Generally speaking, the performance of the LOOX 610 BT/WLAN was impressive. We hopped around on various wireless networks and Bluetooth-enabled devices without a hitch, and found Connect2Air very useful. However, as already noted, anyone new to Bluetooth may find the PlugFree software a little confusing at first. The processor did not let us down, and that 128MB of RAM, along with the LOOXStore area, should provide professionals with space for corporate email and crucial backups. We were disappointed with the battery life, though. The cell is removable, which is good, and Fujitsu Siemens provides a 30-minute buffer battery, which should give you time to hunt down either mains power or a charged spare. But with the processor set to run at its fastest, the battery itself only pumped out MP3s for 1 hour and 50 minutes. After it stopped delivering sound, the battery carried on for a while, finally collapsing after a total of 3 hours and 57 minutes.

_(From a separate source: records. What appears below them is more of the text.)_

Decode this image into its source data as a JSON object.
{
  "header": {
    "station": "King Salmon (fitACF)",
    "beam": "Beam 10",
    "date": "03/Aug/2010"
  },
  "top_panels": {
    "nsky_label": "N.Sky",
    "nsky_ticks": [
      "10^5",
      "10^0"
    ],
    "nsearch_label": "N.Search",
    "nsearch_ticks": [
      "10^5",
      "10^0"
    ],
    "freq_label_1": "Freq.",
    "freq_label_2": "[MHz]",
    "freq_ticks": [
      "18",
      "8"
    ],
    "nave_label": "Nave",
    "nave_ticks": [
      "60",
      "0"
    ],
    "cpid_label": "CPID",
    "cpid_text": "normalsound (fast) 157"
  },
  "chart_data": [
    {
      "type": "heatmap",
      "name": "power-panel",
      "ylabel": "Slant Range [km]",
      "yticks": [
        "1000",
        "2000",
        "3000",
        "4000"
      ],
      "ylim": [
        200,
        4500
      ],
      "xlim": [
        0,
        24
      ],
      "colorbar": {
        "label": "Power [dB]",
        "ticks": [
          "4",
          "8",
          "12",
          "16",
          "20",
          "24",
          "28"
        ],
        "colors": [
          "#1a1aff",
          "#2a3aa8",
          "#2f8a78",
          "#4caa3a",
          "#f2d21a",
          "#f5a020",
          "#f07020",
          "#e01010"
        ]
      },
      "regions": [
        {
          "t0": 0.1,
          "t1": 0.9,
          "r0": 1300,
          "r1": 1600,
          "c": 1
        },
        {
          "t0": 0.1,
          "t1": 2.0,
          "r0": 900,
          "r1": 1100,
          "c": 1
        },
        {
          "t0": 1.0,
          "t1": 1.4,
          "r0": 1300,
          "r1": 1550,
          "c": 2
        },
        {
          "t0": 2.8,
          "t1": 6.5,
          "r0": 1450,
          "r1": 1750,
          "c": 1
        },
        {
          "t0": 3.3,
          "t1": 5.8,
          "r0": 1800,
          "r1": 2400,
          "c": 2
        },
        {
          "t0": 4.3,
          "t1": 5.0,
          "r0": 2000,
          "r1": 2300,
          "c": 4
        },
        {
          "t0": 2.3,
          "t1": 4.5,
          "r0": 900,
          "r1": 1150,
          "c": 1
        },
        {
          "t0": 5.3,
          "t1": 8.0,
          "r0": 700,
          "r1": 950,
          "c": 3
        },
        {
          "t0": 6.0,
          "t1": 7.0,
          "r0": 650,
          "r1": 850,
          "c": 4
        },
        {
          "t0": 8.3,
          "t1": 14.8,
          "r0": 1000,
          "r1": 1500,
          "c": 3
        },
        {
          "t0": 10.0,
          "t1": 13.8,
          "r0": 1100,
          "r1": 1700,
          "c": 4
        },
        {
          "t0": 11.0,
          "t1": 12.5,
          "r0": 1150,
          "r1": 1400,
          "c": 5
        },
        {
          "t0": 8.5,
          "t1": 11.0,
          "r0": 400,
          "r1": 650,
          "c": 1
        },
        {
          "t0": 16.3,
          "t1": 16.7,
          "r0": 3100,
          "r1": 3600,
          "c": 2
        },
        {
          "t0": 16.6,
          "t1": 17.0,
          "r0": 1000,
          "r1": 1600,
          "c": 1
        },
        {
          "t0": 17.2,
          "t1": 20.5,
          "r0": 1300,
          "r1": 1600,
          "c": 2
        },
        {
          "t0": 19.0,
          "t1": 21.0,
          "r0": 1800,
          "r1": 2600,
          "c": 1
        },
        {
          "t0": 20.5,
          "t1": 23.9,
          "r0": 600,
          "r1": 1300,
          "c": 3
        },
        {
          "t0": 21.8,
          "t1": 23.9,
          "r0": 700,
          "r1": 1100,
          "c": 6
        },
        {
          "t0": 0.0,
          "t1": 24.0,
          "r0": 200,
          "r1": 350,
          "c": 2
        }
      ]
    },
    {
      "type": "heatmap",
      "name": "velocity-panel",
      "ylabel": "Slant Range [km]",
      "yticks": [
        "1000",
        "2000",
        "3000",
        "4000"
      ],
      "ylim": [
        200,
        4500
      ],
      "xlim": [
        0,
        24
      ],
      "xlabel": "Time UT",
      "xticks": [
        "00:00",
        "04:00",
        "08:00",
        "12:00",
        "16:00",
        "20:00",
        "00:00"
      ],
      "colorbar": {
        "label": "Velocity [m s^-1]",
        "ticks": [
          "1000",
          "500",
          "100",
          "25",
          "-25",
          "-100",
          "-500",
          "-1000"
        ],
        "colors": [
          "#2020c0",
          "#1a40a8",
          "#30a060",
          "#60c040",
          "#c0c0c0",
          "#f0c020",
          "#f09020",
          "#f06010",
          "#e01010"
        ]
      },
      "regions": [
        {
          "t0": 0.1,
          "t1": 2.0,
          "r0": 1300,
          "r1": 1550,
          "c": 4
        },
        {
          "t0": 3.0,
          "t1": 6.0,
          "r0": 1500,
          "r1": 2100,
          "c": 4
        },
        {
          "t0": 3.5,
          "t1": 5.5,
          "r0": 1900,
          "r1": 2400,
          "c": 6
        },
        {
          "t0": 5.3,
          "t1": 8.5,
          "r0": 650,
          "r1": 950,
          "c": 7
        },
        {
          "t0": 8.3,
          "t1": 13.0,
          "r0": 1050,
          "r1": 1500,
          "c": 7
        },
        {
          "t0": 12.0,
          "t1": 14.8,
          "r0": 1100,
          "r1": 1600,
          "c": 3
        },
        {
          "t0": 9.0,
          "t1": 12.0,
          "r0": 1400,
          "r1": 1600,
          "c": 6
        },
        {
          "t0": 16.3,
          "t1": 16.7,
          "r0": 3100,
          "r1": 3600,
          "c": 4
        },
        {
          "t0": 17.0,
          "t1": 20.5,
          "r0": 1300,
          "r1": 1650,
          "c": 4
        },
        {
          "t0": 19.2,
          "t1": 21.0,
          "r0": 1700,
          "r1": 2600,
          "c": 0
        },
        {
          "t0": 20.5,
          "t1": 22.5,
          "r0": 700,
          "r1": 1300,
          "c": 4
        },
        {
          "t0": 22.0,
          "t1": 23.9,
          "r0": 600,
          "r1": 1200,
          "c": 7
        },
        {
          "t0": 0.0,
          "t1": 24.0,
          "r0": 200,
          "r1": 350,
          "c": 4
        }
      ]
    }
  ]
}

You’ll get longer if you use the built-in controls to slow the processor down, but nonetheless, this is not particularly outstanding longevity, and if you use the wireless features heavily you may find the lack of battery life irritating. There is a second version of this device, LOOX 610 BT, which lacks 802.11b but does have Bluetooth, and which has just 64MB of RAM. This retails for £386 (inc. VAT), and may be a good alternative if you don’t need the advanced features of our review model.